Most years, “best and worst” roundups follow a certain pattern. They identify unconnected events on both sides of the ledger — volcanoes and shark attacks!; stock market rallies and Gritty memes!

What’s striking about 2018 is that despite devastating natural disasters (wildfires, volcanoes, tsunamis) all the truly “worst” moments of the year have a single thing in common.

Those moments include: another tragic mass shooting, at Marjory Stoneman Douglas High School in Parkland, Fla. And in a Pittsburgh synagogue. And in a Thousand Oaks, Calif., bar. And in countless locations around the country.

The worst of 2018 includes a horrifying priest abuse grand jury report released by Attorney General Josh Shapiro that detailed accounts of 300 predator priests accused of abusing at least 1,000 Pennsylvania victims.

The worst also includes further accounts of sexual assault and/or harassment: Entertainer Bill Cosby was found guilty of sexual assault; in September, he was sentenced to jail. CBS chief Les Moonves lost his job, and his severance package, amid allegations of abuse and harassment.

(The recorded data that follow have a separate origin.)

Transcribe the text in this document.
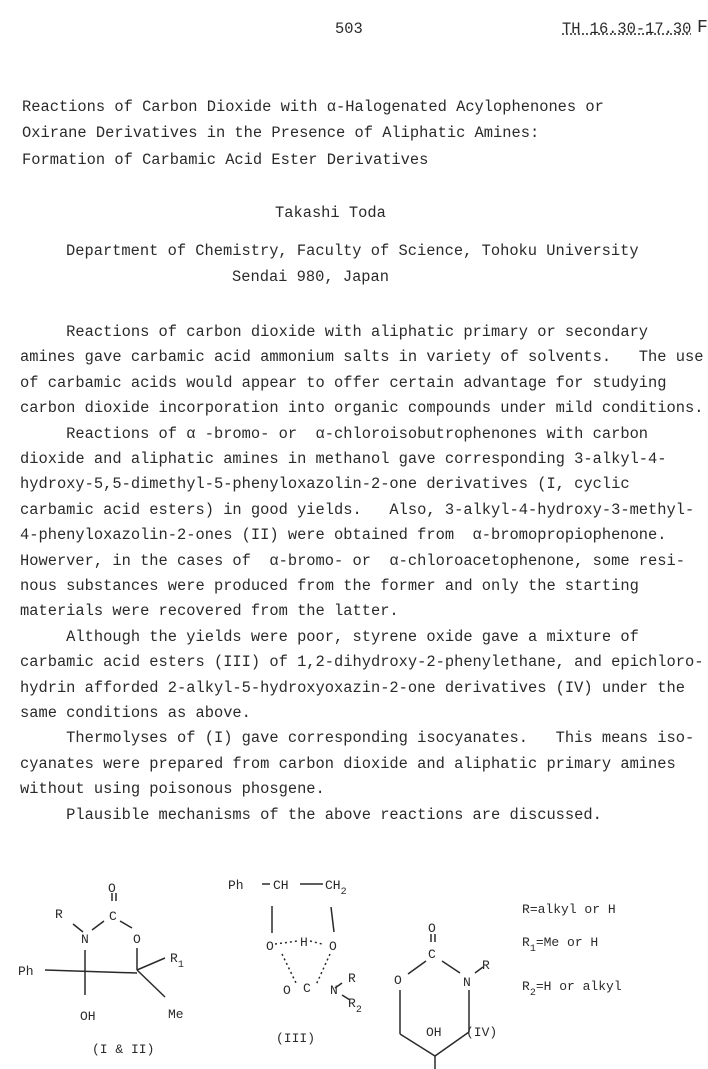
503	TH 16.30-17.30 F
Reactions of Carbon Dioxide with α-Halogenated Acylophenones or
Oxirane Derivatives in the Presence of Aliphatic Amines:
Formation of Carbamic Acid Ester Derivatives
Takashi Toda
Department of Chemistry, Faculty of Science, Tohoku University
Sendai 980, Japan
Reactions of carbon dioxide with aliphatic primary or secondary
amines gave carbamic acid ammonium salts in variety of solvents.   The use
of carbamic acids would appear to offer certain advantage for studying
carbon dioxide incorporation into organic compounds under mild conditions.
Reactions of α -bromo- or  α-chloroisobutrophenones with carbon
dioxide and aliphatic amines in methanol gave corresponding 3-alkyl-4-
hydroxy-5,5-dimethyl-5-phenyloxazolin-2-one derivatives (I, cyclic
carbamic acid esters) in good yields.   Also, 3-alkyl-4-hydroxy-3-methyl-
4-phenyloxazolin-2-ones (II) were obtained from  α-bromopropiophenone.
Howerver, in the cases of  α-bromo- or  α-chloroacetophenone, some resi-
nous substances were produced from the former and only the starting
materials were recovered from the latter.
Although the yields were poor, styrene oxide gave a mixture of
carbamic acid esters (III) of 1,2-dihydroxy-2-phenylethane, and epichloro-
hydrin afforded 2-alkyl-5-hydroxyoxazin-2-one derivatives (IV) under the
same conditions as above.
Thermolyses of (I) gave corresponding isocyanates.   This means iso-
cyanates were prepared from carbon dioxide and aliphatic primary amines
without using poisonous phosgene.
Plausible mechanisms of the above reactions are discussed.
O
R	C
N	O
$R_1$
Ph
OH	Me
(I & II)
Ph CH	$CH_2$
O H O
O C N
R
$R_2$
(III)
O
C
O	N
R
OH (IV)
R=alkyl or H
$R_1=Me$ or H
$R_2=H$ or alkyl
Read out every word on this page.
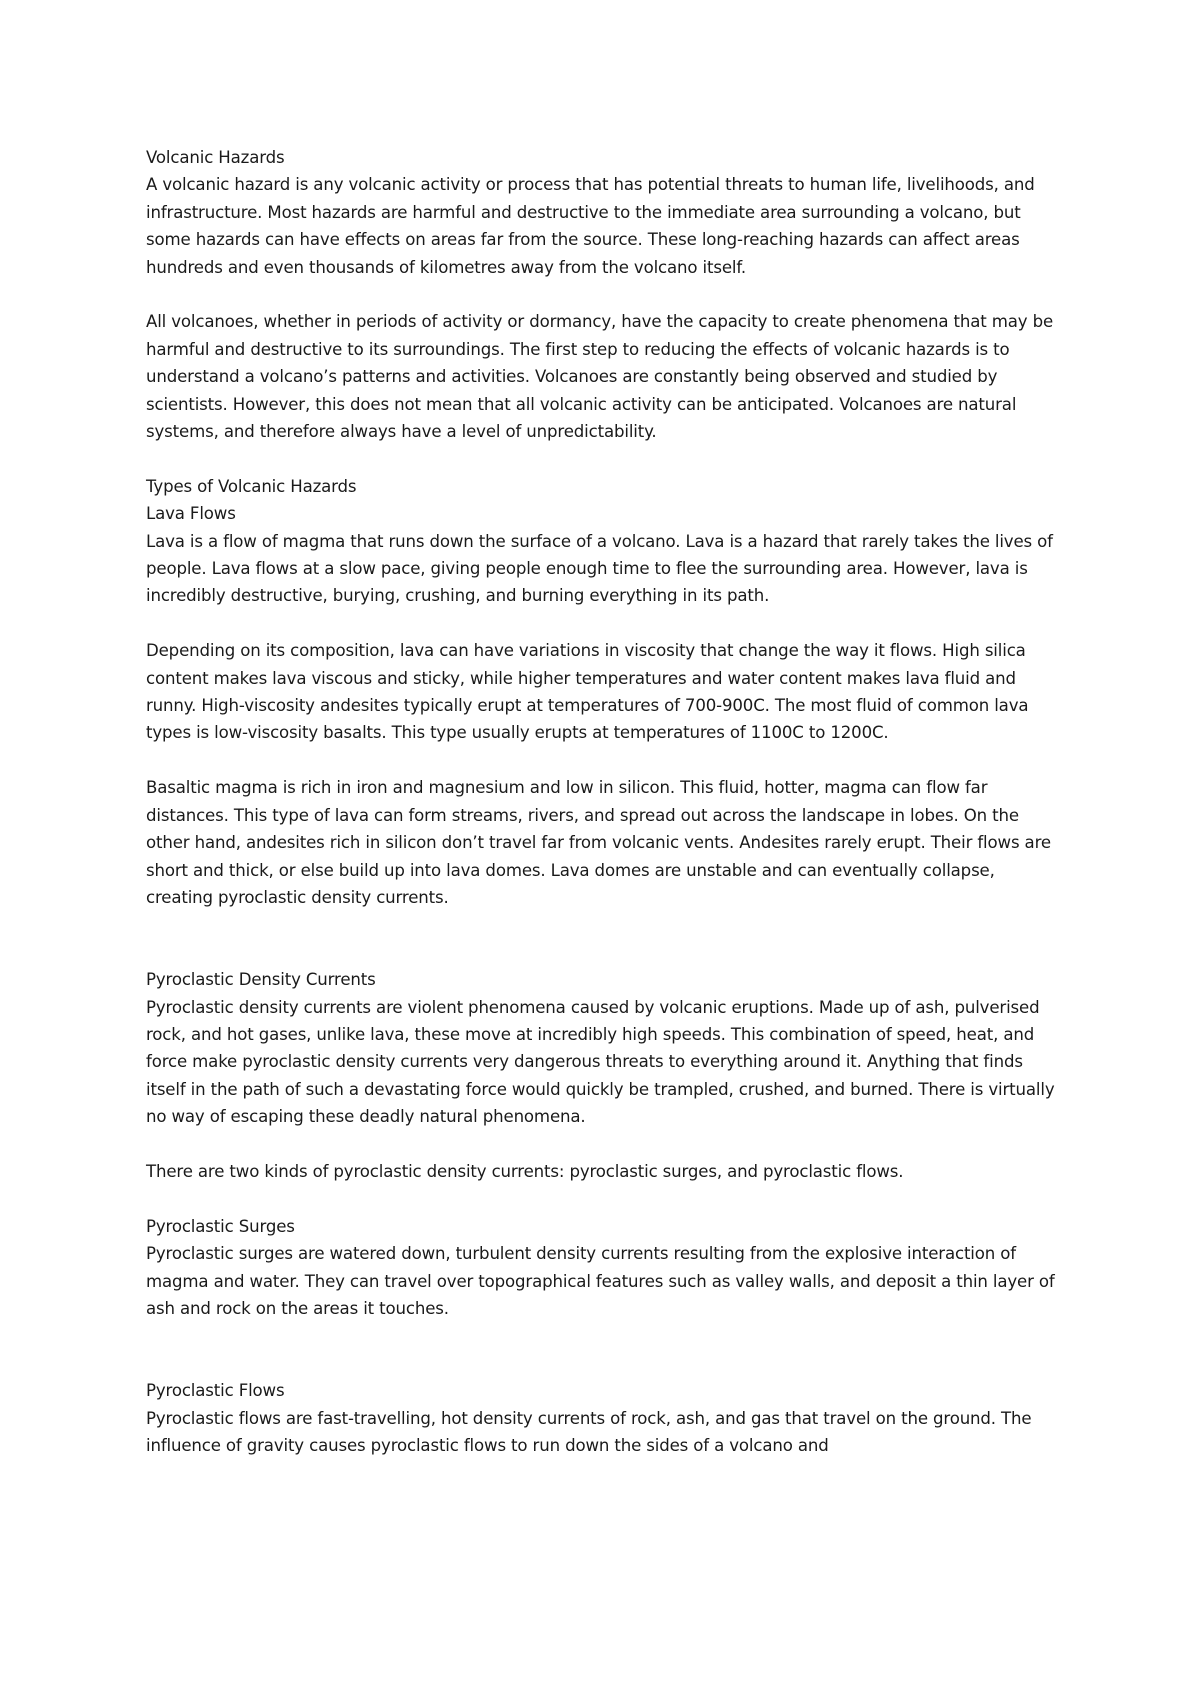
Volcanic Hazards

A volcanic hazard is any volcanic activity or process that has potential threats to human life, livelihoods, and infrastructure. Most hazards are harmful and destructive to the immediate area surrounding a volcano, but some hazards can have effects on areas far from the source. These long-reaching hazards can affect areas hundreds and even thousands of kilometres away from the volcano itself.

All volcanoes, whether in periods of activity or dormancy, have the capacity to create phenomena that may be harmful and destructive to its surroundings. The first step to reducing the effects of volcanic hazards is to understand a volcano’s patterns and activities. Volcanoes are constantly being observed and studied by scientists. However, this does not mean that all volcanic activity can be anticipated. Volcanoes are natural systems, and therefore always have a level of unpredictability.

Types of Volcanic Hazards

Lava Flows

Lava is a flow of magma that runs down the surface of a volcano. Lava is a hazard that rarely takes the lives of people. Lava flows at a slow pace, giving people enough time to flee the surrounding area. However, lava is incredibly destructive, burying, crushing, and burning everything in its path.

Depending on its composition, lava can have variations in viscosity that change the way it flows. High silica content makes lava viscous and sticky, while higher temperatures and water content makes lava fluid and runny. High-viscosity andesites typically erupt at temperatures of 700-900C. The most fluid of common lava types is low-viscosity basalts. This type usually erupts at temperatures of 1100C to 1200C.

Basaltic magma is rich in iron and magnesium and low in silicon. This fluid, hotter, magma can flow far distances. This type of lava can form streams, rivers, and spread out across the landscape in lobes. On the other hand, andesites rich in silicon don’t travel far from volcanic vents. Andesites rarely erupt. Their flows are short and thick, or else build up into lava domes. Lava domes are unstable and can eventually collapse, creating pyroclastic density currents.

Pyroclastic Density Currents

Pyroclastic density currents are violent phenomena caused by volcanic eruptions. Made up of ash, pulverised rock, and hot gases, unlike lava, these move at incredibly high speeds. This combination of speed, heat, and force make pyroclastic density currents very dangerous threats to everything around it. Anything that finds itself in the path of such a devastating force would quickly be trampled, crushed, and burned. There is virtually no way of escaping these deadly natural phenomena.

There are two kinds of pyroclastic density currents: pyroclastic surges, and pyroclastic flows.

Pyroclastic Surges

Pyroclastic surges are watered down, turbulent density currents resulting from the explosive interaction of magma and water. They can travel over topographical features such as valley walls, and deposit a thin layer of ash and rock on the areas it touches.

Pyroclastic Flows

Pyroclastic flows are fast-travelling, hot density currents of rock, ash, and gas that travel on the ground. The influence of gravity causes pyroclastic flows to run down the sides of a volcano and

And the Brett Kavanaugh Supreme Court hearings included gripping testimony from a woman who claimed he sexually assaulted her, prompting not just déjà vu to the Clarence Thomas hearings, but a window into the mind of beer-loving bros and the senators who love them.

So what’s the common thread in all these events?

They all center on men behaving badly.

Of course, bad behavior isn’t limited to men. For example, four of the six state lawmakers convicted of bribery in recent years were women. Kate McClure was complicit in a plot to scam GoFundMe donors in the name of Johnny Bobbitt. Still, women generally don’t wreak the kind of lasting and widespread damage — or death — that men do, and did last year.

As we look back on 2018, we have to wonder: What is wrong with men?

The armchair diagnosis is that the assumed dominance of (mostly white) men in society has been threatened like never before: Their earning power, their political power, their very value is being threatened. The problem is they still have plenty of power to hurt and damage.

It’s up to men themselves to recognize that the systems they inhabit — government, military, society itself — don’t work anymore. They don’t work for women, they don’t work for people of color, they don’t work for children. And frankly, the systems don’t work for men, either.

A mass shooter is the very definition of someone who doesn’t fit. Priests abusing the children left in their spiritual care don’t fit into the system built around them. Executives assaulting underlings don’t fit either.

While it’s true that the system still favors men — no matter how badly they behave — , all you have to do is watch the tortured sighing and angry Brett Kavanaugh as a Senate panel had the temerity to question him. He got confirmed, but he had to work for it. The next time, someone like him might not succeed.

It’s up to men to acknowledge something is very wrong and recognize the solution is not to destroy women or children or other men, but to question and dismantle the systems into which they no longer fit.